Oakland, CA—March 09, 2017

Jen Ramos

Photo credit: Alan Mittlestaedt, University of Southern California, Annenberg

Mills College graduate Jen Ramos has been appointed assistant general manager for California’s Sonoma Stompers Professional Baseball Club, which won last season’s championships in the Pacific Association of Professional Baseball Clubs.

Ramos is possibly the first openly gender non-binary individual to serve as a pro sports executive. Preferring the pronouns they and their, Ramos explained that they don’t strictly identify as a woman or a man, but instead will “feel like one gender one day and another another day, or some kind of in-between space some days.” They credit Mills for offering an environment where they were free to explore their gender and sexuality.

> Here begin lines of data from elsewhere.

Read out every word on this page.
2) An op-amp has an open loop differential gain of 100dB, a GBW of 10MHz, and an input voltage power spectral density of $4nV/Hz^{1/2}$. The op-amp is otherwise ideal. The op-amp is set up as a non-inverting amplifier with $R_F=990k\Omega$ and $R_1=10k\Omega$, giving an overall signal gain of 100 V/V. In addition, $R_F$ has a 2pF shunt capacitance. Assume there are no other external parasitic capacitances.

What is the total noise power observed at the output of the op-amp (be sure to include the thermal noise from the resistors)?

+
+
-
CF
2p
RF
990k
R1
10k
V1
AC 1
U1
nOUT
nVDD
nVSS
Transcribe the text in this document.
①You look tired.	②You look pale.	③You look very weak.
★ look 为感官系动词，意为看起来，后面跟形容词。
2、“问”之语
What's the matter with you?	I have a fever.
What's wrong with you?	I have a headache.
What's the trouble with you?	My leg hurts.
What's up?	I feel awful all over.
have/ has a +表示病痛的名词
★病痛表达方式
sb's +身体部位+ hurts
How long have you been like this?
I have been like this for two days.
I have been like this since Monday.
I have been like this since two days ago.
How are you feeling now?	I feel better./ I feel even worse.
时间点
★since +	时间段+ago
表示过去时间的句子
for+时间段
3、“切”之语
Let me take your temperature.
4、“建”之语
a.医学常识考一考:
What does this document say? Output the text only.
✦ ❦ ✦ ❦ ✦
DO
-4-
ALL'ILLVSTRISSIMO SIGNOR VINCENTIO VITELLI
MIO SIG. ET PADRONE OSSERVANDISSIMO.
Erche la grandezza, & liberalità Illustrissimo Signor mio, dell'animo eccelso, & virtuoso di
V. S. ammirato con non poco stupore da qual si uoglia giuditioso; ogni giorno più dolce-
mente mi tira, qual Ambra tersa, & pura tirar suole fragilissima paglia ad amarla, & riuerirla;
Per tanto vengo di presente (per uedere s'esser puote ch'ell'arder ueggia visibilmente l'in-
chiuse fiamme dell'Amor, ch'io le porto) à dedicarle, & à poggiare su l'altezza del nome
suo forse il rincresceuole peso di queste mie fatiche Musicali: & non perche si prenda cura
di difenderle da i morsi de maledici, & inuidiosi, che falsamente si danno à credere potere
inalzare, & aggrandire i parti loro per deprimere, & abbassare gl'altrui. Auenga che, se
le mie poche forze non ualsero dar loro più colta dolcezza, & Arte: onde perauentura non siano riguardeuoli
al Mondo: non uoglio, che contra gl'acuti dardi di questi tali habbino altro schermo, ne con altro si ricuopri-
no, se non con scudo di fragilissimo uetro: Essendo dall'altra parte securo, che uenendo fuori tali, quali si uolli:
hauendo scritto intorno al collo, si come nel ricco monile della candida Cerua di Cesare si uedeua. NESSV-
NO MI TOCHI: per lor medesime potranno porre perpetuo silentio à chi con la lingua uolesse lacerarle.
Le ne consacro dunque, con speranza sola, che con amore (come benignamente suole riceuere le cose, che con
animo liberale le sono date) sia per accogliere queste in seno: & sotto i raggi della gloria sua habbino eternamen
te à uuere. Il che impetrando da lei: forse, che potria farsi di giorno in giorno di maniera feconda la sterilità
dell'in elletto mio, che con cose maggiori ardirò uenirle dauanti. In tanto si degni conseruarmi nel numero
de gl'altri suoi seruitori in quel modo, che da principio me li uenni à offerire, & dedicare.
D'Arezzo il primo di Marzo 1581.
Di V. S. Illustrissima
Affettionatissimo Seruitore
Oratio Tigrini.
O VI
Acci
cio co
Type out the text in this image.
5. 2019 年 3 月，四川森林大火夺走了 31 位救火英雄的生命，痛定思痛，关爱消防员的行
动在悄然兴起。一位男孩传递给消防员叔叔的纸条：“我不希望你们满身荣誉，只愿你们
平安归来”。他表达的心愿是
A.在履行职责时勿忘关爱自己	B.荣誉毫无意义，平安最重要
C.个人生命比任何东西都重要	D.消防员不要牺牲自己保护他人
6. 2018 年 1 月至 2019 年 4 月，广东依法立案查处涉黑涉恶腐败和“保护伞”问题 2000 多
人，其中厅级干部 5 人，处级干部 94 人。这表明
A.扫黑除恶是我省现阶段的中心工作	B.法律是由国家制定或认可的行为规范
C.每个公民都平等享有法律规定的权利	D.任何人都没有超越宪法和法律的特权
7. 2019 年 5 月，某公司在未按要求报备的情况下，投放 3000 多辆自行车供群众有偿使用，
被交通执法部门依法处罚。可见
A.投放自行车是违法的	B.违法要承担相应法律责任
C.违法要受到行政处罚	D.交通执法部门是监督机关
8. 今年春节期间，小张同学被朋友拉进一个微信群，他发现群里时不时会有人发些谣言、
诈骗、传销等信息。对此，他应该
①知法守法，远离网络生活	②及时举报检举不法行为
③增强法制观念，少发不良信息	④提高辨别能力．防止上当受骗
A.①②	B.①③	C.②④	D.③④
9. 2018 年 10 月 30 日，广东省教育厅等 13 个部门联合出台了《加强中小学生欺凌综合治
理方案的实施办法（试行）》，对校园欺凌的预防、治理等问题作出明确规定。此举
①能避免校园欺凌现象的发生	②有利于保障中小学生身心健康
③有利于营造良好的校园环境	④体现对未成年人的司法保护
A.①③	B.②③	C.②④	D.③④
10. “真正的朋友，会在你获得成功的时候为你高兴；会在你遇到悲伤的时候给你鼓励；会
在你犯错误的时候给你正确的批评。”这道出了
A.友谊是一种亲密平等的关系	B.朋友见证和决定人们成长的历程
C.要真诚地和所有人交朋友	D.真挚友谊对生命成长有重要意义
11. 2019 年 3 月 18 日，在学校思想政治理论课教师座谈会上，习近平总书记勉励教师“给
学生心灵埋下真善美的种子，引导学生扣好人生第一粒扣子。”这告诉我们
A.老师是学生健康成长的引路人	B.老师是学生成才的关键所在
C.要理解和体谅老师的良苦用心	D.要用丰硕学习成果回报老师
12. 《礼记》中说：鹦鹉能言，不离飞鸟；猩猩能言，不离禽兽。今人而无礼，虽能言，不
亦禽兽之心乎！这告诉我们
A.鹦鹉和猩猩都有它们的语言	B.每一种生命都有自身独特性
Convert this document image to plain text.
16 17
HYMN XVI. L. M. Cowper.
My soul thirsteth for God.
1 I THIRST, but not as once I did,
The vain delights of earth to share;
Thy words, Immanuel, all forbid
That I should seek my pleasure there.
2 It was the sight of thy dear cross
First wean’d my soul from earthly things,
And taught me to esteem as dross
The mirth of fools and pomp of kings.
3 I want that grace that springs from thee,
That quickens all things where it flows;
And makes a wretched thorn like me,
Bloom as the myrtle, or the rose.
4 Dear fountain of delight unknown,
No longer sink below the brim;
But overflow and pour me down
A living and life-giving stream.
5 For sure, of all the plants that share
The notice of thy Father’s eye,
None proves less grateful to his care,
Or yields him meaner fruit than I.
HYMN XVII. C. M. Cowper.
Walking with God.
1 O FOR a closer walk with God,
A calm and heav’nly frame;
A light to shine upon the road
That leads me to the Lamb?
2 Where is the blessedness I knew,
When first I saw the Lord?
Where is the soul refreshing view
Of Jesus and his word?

Asked what they’re looking forward to in their new job with the Stompers, Ramos stated, “I’m excited about trying to get more women involved in professional baseball in the office and on the field. That representation has been missing for a long time.” The Stompers is the first professional, co-ed baseball team since the 1950s to line up multiple women on its roster, with the addition of two female players last year.

Founded in 2014, the team is backed by a sponsorship from Francis Ford Coppola, who encourages the recruitment, development, and advancement of women players. The Stompers took the league championship in only its third season and was the subject of the New York Times bestseller The Only Rule Is It Has to Work.

As assistant general manager, Ramos will oversee ticketing and fan experience, and support the club’s promotions and media relations. With a background in sports journalism, they previously covered minor league baseball for trade publications and worked as a digital content editor for the San Jose Sharks hockey team. After graduating from Mills in 2015, where they spent most of their spare time editing The Campanil student newspaper, Ramos earned a master’s in journalism at the University of Southern California.

In addition to finding peers at Mills who encouraged open conversation about gender, Ramos credits their Mills experience for much of the confidence they gained to pursue sports journalism. “I had such an amazing advisor who would talk sense into me when I needed it,” recalls Ramos. “Just having that support was one of the biggest things for me.”